Getting medicines to patients rapidly during an outbreak is essential for controlling an outbreak, but that’s no mean feat – enter pharmaceutical engineering
When we refer to pharmaceutical engineering, we are inclusive of molecular engineering, product development, scale up, manufacturing facility engineering, and, in general, all the complex activities necessary to bring medicines to patients. For example, molecular discovery work accelerated significantly during COVID-19, but that’s not all; facilities were renovated, retooled, or made from scratch.

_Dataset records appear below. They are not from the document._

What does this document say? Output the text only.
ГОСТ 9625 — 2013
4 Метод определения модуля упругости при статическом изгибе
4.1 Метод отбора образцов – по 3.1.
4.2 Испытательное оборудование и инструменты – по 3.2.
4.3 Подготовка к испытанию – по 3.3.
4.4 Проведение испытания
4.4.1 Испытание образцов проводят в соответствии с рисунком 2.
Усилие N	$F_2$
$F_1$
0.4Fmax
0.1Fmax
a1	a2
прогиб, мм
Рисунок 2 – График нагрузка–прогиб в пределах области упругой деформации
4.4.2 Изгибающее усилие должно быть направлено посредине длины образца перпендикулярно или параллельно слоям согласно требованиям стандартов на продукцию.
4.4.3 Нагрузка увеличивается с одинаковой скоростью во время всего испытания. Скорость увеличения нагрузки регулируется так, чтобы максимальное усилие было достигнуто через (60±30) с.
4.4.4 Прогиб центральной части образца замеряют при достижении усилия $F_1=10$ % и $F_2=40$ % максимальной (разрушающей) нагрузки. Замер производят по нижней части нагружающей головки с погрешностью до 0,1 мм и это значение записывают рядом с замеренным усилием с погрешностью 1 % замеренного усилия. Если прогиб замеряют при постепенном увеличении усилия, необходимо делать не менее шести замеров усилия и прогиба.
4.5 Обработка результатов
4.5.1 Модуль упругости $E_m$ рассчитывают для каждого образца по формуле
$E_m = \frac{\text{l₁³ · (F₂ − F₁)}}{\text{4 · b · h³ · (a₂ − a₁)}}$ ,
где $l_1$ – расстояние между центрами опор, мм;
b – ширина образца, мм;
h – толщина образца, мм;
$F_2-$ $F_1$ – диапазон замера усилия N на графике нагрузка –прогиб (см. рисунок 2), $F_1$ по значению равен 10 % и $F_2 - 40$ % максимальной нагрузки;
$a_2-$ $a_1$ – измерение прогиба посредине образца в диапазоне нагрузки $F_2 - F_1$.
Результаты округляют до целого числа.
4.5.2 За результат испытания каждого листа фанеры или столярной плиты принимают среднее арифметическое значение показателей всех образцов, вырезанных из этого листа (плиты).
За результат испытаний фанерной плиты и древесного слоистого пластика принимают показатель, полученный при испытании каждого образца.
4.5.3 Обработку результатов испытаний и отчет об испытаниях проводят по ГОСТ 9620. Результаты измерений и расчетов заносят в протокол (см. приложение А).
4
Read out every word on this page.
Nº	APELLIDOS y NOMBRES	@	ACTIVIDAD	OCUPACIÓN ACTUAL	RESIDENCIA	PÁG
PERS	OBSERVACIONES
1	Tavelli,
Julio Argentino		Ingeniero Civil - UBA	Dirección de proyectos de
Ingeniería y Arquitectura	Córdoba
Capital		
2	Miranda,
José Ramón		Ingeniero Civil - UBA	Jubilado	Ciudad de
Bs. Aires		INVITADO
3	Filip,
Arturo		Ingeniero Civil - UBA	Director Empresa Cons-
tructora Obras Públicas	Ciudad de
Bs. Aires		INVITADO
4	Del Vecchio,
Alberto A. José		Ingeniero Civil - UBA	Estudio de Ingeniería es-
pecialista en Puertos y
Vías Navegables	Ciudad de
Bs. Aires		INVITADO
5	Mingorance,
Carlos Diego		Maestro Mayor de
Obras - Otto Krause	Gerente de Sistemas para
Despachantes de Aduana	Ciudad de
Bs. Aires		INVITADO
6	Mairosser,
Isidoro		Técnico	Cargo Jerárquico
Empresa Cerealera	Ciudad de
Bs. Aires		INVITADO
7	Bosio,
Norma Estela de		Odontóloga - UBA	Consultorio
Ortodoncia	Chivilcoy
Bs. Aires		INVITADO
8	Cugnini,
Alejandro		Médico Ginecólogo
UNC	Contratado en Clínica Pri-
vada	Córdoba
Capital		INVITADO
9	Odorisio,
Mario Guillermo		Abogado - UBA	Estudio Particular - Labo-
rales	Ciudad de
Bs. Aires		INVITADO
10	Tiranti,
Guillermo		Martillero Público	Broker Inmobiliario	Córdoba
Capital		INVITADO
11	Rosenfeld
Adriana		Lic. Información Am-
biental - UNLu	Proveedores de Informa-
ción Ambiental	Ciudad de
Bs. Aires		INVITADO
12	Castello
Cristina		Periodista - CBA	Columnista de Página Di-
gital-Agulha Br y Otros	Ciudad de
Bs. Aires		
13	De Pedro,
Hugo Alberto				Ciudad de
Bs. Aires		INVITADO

Understanding the virus, disease, or challenge to the human body is key to identifying the potential cure or treatment, but this requires close cooperation between government agencies and pharmaceutical companies. Government agencies generally have their finger on the pulse of emerging infectious diseases and, from their data, scientists can design a candidate molecule to combat disease. This is hard work and requires significant laboratory investigation, testing, and analysis to hone in on the appropriate candidate molecule for progression to the clinic.
A grander scale
Pharmaceutical engineering also helps tackle issues related to scalability and mass production of vaccines and treatments in emergency situations. Understanding the potential demand for a treatment predicates the scale on which the medicine is manufactured; the scale is also dependent on the dose amount of active ingredient and the frequency of dose. Once the scale is determined and the manufacturing process is defined, facilities and equipment can be designed, constructed, procured, installed, and finally validated to ensure product quality. Notably, regulatory agencies have programs that enable accelerated regulatory reviews of submission documentation to enable authorization for emergency use or other regulatory designations.
Manufacturing medicines to support treatment across the globe requires mass production and scalability – but it also demands supply chain resilience, which can be particularly challenging when low temperatures are needed to prevent product degradation. In many cases, supply chain robustness is central to distributing products that remain efficacious until dosed. At the same time, an understanding of product degradation pathways and using a formulation that can sustain higher temperatures experienced across the globe is an important consideration when building a reliable distribution network.
Biologic-based products add to global supply chain challenges because they require very low storage and transport temperatures. To overcome this “cold chain” challenge, pharmaceutical companies must put a reliable product distribution network in place and may require partnerships with governments to enable the infrastructure necessary to ensure product quality through administration to the patient. During the COVID-19 pandemic, many governments supported – and even owned – the distribution of vaccines within their regions of authority.
Future focus
Over 8 million people died during the COVID-19 pandemic – a number that would have been far greater if not for the rapid discovery, development, manufacturing, and scaling of medicines and vaccines. During this time, the industry was forced to remove white space in the drug development timeline – and many lessons learned are now being applied to the industry’s ways of working. Though we cannot predict the challenges brought by future pandemics, we are better prepared than ever.